III
 


ntão começou a minha vida de millionario. Deixei bem depressa a casa de Madame Marques — que, desde que me sabía rico, me tratava todos os dias a arroz dôce, e ella mesma me servia, com o seu vestido de sêda dos domingos. Comprei, habitei o palacete amarello, ao Loreto: as magnificencias da minha installação são bem conhecidas pelas gravuras indiscretas da Illustração Franceza. Tornou-se famoso na Europa o meu leito, d’um gosto exuberante e barbaro, com a barra recoberta de laminas d’oiro lavrado, e cortinados d’um raro brocado negro onde ondeiam, bordados a perolas, versos eroticos de Catullo; uma lampada, suspensa no interior, derrama alli a claridade lactea e amorosa d’um luar de verão.
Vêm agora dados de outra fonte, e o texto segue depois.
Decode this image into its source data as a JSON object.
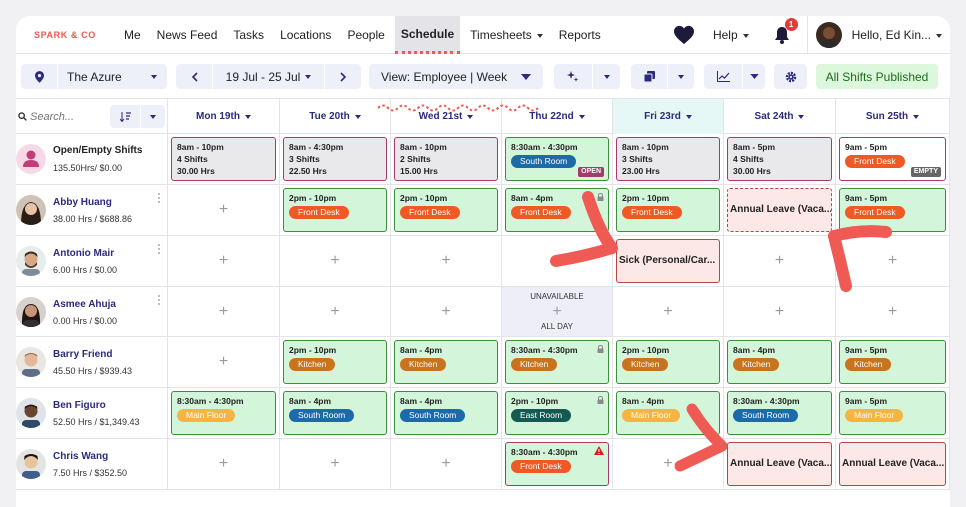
{
  "brand": "SPARK & CO",
  "nav": {
    "links": [
      "Me",
      "News Feed",
      "Tasks",
      "Locations",
      "People",
      "Schedule",
      "Timesheets",
      "Reports"
    ],
    "active": "Schedule",
    "help_label": "Help",
    "notification_count": "1",
    "greeting": "Hello, Ed Kin..."
  },
  "toolbar": {
    "location": "The Azure",
    "date_range": "19 Jul - 25 Jul",
    "view": "View: Employee | Week",
    "status": "All Shifts Published"
  },
  "search": {
    "placeholder": "Search..."
  },
  "days": [
    "Mon 19th",
    "Tue 20th",
    "Wed 21st",
    "Thu 22nd",
    "Fri 23rd",
    "Sat 24th",
    "Sun 25th"
  ],
  "today_index": 4,
  "colors": {
    "front_desk": "#ef5a24",
    "south_room": "#1d6aa8",
    "kitchen": "#c8741e",
    "main_floor": "#f5b544",
    "east_room": "#145a52",
    "accent": "#ef5a50",
    "brand_text": "#2c2a7c"
  },
  "rows": [
    {
      "name": "Open/Empty Shifts",
      "hours": "135.50Hrs/ $0.00",
      "avatar": "open",
      "cells": [
        {
          "type": "gray",
          "time": "8am - 10pm",
          "l2": "4 Shifts",
          "l3": "30.00 Hrs"
        },
        {
          "type": "gray",
          "time": "8am - 4:30pm",
          "l2": "3 Shifts",
          "l3": "22.50 Hrs"
        },
        {
          "type": "gray",
          "time": "8am - 10pm",
          "l2": "2 Shifts",
          "l3": "15.00 Hrs"
        },
        {
          "type": "shift",
          "time": "8:30am - 4:30pm",
          "area": "South Room",
          "color": "south_room",
          "tag": "OPEN"
        },
        {
          "type": "gray",
          "time": "8am - 10pm",
          "l2": "3 Shifts",
          "l3": "23.00 Hrs"
        },
        {
          "type": "gray",
          "time": "8am - 5pm",
          "l2": "4 Shifts",
          "l3": "30.00 Hrs"
        },
        {
          "type": "white",
          "time": "9am - 5pm",
          "area": "Front Desk",
          "color": "front_desk",
          "tag": "EMPTY"
        }
      ]
    },
    {
      "name": "Abby Huang",
      "hours": "38.00 Hrs / $688.86",
      "avatar": "a1",
      "cells": [
        {
          "type": "empty"
        },
        {
          "type": "shift",
          "time": "2pm - 10pm",
          "area": "Front Desk",
          "color": "front_desk"
        },
        {
          "type": "shift",
          "time": "2pm - 10pm",
          "area": "Front Desk",
          "color": "front_desk"
        },
        {
          "type": "shift",
          "time": "8am - 4pm",
          "area": "Front Desk",
          "color": "front_desk",
          "lock": true
        },
        {
          "type": "shift",
          "time": "2pm - 10pm",
          "area": "Front Desk",
          "color": "front_desk"
        },
        {
          "type": "leave-dash",
          "label": "Annual Leave (Vaca..."
        },
        {
          "type": "shift",
          "time": "9am - 5pm",
          "area": "Front Desk",
          "color": "front_desk"
        }
      ]
    },
    {
      "name": "Antonio Mair",
      "hours": "6.00 Hrs / $0.00",
      "avatar": "a2",
      "cells": [
        {
          "type": "empty"
        },
        {
          "type": "empty"
        },
        {
          "type": "empty"
        },
        {
          "type": "empty"
        },
        {
          "type": "leave",
          "label": "Sick (Personal/Car..."
        },
        {
          "type": "empty"
        },
        {
          "type": "empty"
        }
      ]
    },
    {
      "name": "Asmee Ahuja",
      "hours": "0.00 Hrs / $0.00",
      "avatar": "a3",
      "cells": [
        {
          "type": "empty"
        },
        {
          "type": "empty"
        },
        {
          "type": "empty"
        },
        {
          "type": "unavailable",
          "l1": "UNAVAILABLE",
          "l2": "ALL DAY"
        },
        {
          "type": "empty"
        },
        {
          "type": "empty"
        },
        {
          "type": "empty"
        }
      ]
    },
    {
      "name": "Barry Friend",
      "hours": "45.50 Hrs / $939.43",
      "avatar": "a4",
      "cells": [
        {
          "type": "empty"
        },
        {
          "type": "shift",
          "time": "2pm - 10pm",
          "area": "Kitchen",
          "color": "kitchen"
        },
        {
          "type": "shift",
          "time": "8am - 4pm",
          "area": "Kitchen",
          "color": "kitchen"
        },
        {
          "type": "shift",
          "time": "8:30am - 4:30pm",
          "area": "Kitchen",
          "color": "kitchen",
          "lock": true
        },
        {
          "type": "shift",
          "time": "2pm - 10pm",
          "area": "Kitchen",
          "color": "kitchen"
        },
        {
          "type": "shift",
          "time": "8am - 4pm",
          "area": "Kitchen",
          "color": "kitchen"
        },
        {
          "type": "shift",
          "time": "9am - 5pm",
          "area": "Kitchen",
          "color": "kitchen"
        }
      ]
    },
    {
      "name": "Ben Figuro",
      "hours": "52.50 Hrs / $1,349.43",
      "avatar": "a5",
      "cells": [
        {
          "type": "shift",
          "time": "8:30am - 4:30pm",
          "area": "Main Floor",
          "color": "main_floor"
        },
        {
          "type": "shift",
          "time": "8am - 4pm",
          "area": "South Room",
          "color": "south_room"
        },
        {
          "type": "shift",
          "time": "8am - 4pm",
          "area": "South Room",
          "color": "south_room"
        },
        {
          "type": "shift",
          "time": "2pm - 10pm",
          "area": "East Room",
          "color": "east_room",
          "lock": true
        },
        {
          "type": "shift",
          "time": "8am - 4pm",
          "area": "Main Floor",
          "color": "main_floor"
        },
        {
          "type": "shift",
          "time": "8:30am - 4:30pm",
          "area": "South Room",
          "color": "south_room"
        },
        {
          "type": "shift",
          "time": "9am - 5pm",
          "area": "Main Floor",
          "color": "main_floor"
        }
      ]
    },
    {
      "name": "Chris Wang",
      "hours": "7.50 Hrs / $352.50",
      "avatar": "a6",
      "cells": [
        {
          "type": "empty"
        },
        {
          "type": "empty"
        },
        {
          "type": "empty"
        },
        {
          "type": "shift-red",
          "time": "8:30am - 4:30pm",
          "area": "Front Desk",
          "color": "front_desk",
          "warn": true
        },
        {
          "type": "empty"
        },
        {
          "type": "leave",
          "label": "Annual Leave (Vaca..."
        },
        {
          "type": "leave",
          "label": "Annual Leave (Vaca..."
        }
      ]
    }
  ]
}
Os meus primeiros mezes ricos, não o occulto, passei-os a amar — a amar com o sincero bater de coração d’um pagem inexperiente. Tinha-a visto, como n’uma pagina de novella, regando os seus craveiros á varanda: chamava-se Candida; era pequenina, era loira; morava a Buenos-Ayres, n’uma casinha casta recoberta de trepadeiras; e lembrava-me, pela graça e pelo airoso da cinta, tudo o que a Arte tem creado de mais fino e fragil — Mimi, Virginia, a Joanninha do Valle de Santarem.

Todas as noites eu cahia, em extases de mystico, aos seus pés côr de jaspe. Todas as manhãs lhe alastrava o regaço de notas de vinte mil reis: ella repellia-as primeiro com um rubôr, — depois, ao guardal-as na gaveta, chammava-me o seu anjo Tótó.

Um dia que eu me introduzira, a passos subtis, por sobre o espesso tapete syrio, até ao seu boudoir — ella estava escrevendo, muito enlevada, de dedinho no ar: ao vêr-me, toda tremula, toda pallida, escondeu o papel que tinha o seu monogramma. Eu arranquei-lh’o, n’um ciume insensato. Era a carta, a carta costumada, a carta necessaria, a carta que desde a velha antiguidade a mulher sempre escreve; começava por meu idolatrado — e era para um alferes da visinhança...

Desarraiguei logo esse sentimento do meu peito como uma planta venenosa. Descri para sempre dos Anjos loiros, que conservam no olhar azul o reflexo dos céos atravessados; de cima do meu oiro deixei cahir sobre a Innocencia, o Pudor, e outras idealisações funestas, a acida gargalhada de Mephistopheles: e organisei friamente uma existencia animal, grandiosa e cynica.

Ao bater do meio-dia entrava na minha tina de marmore côr de rosa, onde os perfumes derramados davam á agua um tom opaco de leite: depois pagens tenros, de mão macia, friccionavam-me com o ceremonial de quem celebra um culto: e embrulhado n’um robe-de-chambre de sêda da India, através da galeria, dando aqui e além um olhar aos meus Fortunys e aos meus Corots, entre alas silenciosas de lacaios, dirigia-me ao bife á ingleza, servido em Sèvres azul e oiro.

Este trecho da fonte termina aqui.